“Não vamos reinventar a roda”. É o que promete o gestor do Vinci Climate Change, de R$ 2 bilhões, em fase final de captação. O mandato do fundo é investir em infraestrutura que gere impacto positivo para o clima, tanto em mitigação quanto em adaptação.
“Desenhamos a nossa taxonomia com base na da União Europeia, focando naqueles setores em que temos experiência e histórico e em que o Brasil tem vantagem competitiva e abundância de recursos para se diferenciar”, diz José Guilherme Souza, sócio da Vinci Partners responsável pela estratégia de infraestrutura (na foto).
Deixando de lado grandes inovações, a gestora juntou duas pontas: de um lado, investidores internacionais em busca de ativos sustentáveis; do outro, projetos de energia renovável e saneamento no Brasil à procura de capital.
O veículo atraiu capital institucional estrangeiro de peso. O Banco de Investimento Europeu (EIB, na sigla em inglês) colocou US$ 55 milhões, e o Banco Asiático de Investimento em Infraestrutura (AIIB), outros US$ 50 milhões.
Um fundo de fundos gerido pela Allianz Global Investors, o Emerging Market Climate Action Fund, investiu US$ 25 milhões, e o Banco de Desenvolvimento da América Latina e Caribe (CAF), US$ 10 milhões.
Um aspecto foi decisivo para que a gestora acessasse esses recursos: o enquadramento do fundo no artigo 9 da Sustainable Finance Disclosure Regulation (SFDR). Segundo as regras da União Europeia, essa categoria reúne produtos que investem em negócios sustentáveis.
A demanda por fundos compatíveis com o artigo 9 é crescente e tem feito com que europeus busquem alternativas para além de suas fronteiras. Só o EIB tem como meta atingir 1 trilhão de euros em investimentos sustentáveis até o fim da década – entre 2021 e 2023, o banco aplicou 349 bilhões de euros nesses ativos.
No Brasil, as gestoras correm na tentativa de aumentar a oferta na prateleira para atrair esse dinheiro. “Boa parte não viria se o fundo não fosse artigo 9. Fez toda a diferença e, não à toa, grande parte do capital desse fundo é de investidores internacionais”, diz Souza.

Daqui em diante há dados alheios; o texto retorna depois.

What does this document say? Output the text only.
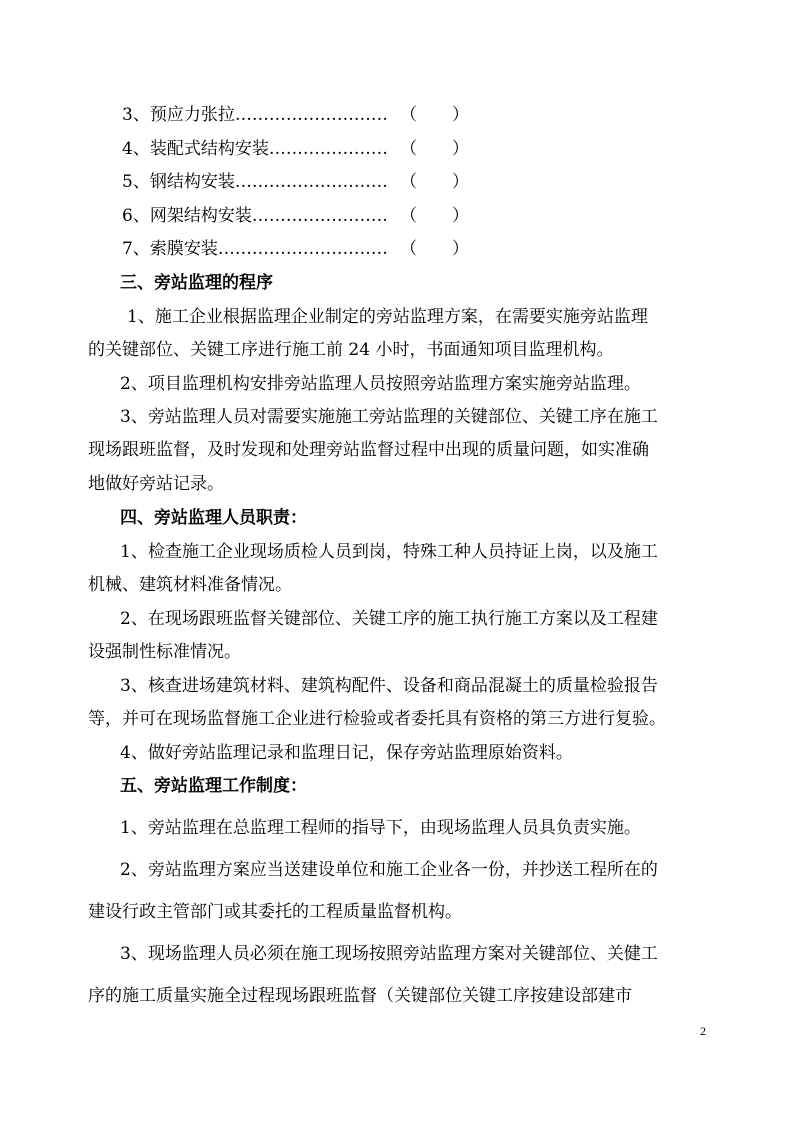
3、预应力张拉……………………… （ ）
4、装配式结构安装………………… （ ）
5、钢结构安装……………………… （ ）
6、网架结构安装…………………… （ ）
7、索膜安装………………………… （ ）
三、旁站监理的程序
1、施工企业根据监理企业制定的旁站监理方案，在需要实施旁站监理
的关键部位、关键工序进行施工前 24 小时，书面通知项目监理机构。
2、项目监理机构安排旁站监理人员按照旁站监理方案实施旁站监理。
3、旁站监理人员对需要实施施工旁站监理的关键部位、关键工序在施工
现场跟班监督，及时发现和处理旁站监督过程中出现的质量问题，如实准确
地做好旁站记录。
四、旁站监理人员职责：
1、检查施工企业现场质检人员到岗，特殊工种人员持证上岗，以及施工
机械、建筑材料准备情况。
2、在现场跟班监督关键部位、关键工序的施工执行施工方案以及工程建
设强制性标准情况。
3、核查进场建筑材料、建筑构配件、设备和商品混凝土的质量检验报告
等，并可在现场监督施工企业进行检验或者委托具有资格的第三方进行复验。
4、做好旁站监理记录和监理日记，保存旁站监理原始资料。
五、旁站监理工作制度：
1、旁站监理在总监理工程师的指导下，由现场监理人员具负责实施。
2、旁站监理方案应当送建设单位和施工企业各一份，并抄送工程所在的
建设行政主管部门或其委托的工程质量监督机构。
3、现场监理人员必须在施工现场按照旁站监理方案对关键部位、关健工
序的施工质量实施全过程现场跟班监督（关键部位关键工序按建设部建市
2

Os fundos se enquadram em três artigos da SFDR, a depender do seu grau de comprometimento com a sustentabilidade:
- Artigo 6, para produtos sem atributos de sustentabilidade;
- Artigo 8, cobrindo fundos conhecidos como “light green” (verde claro), que promovem fatores ESG; e
- Artigo 9, onde entram os chamados fundos “dark green” (verde escuro), que têm como política aplicar em ativos com objetivos sustentáveis.
O fundo da Vinci está em fase final de captação, com 80% dos R$ 2 bilhões (cerca de US$ 400 milhões) de recursos previstos já na conta. O investidor-âncora foi o BNDES, que aplicou R$ 500 milhões por meio de um edital público para desenvolver o mercado de capitais no setor de infraestrutura.
Tese de investimentos
Souza conta que a gestora usou sua experiência acumulada em outros fundos de infraestrutura da casa para montar o desenho do Vinci Climate Change. Em outros três fundos, a gestora tem participação em ativos e empresas de energia elétrica, logística e transportes, água e saneamento e óleo e gás.
“Eu tenho dois critérios de elegibilidade para colocar um ativo dentro desse portfólio. Um é demonstrar que ele causa um impacto positivo para o clima. O segundo é retorno”, diz Souza.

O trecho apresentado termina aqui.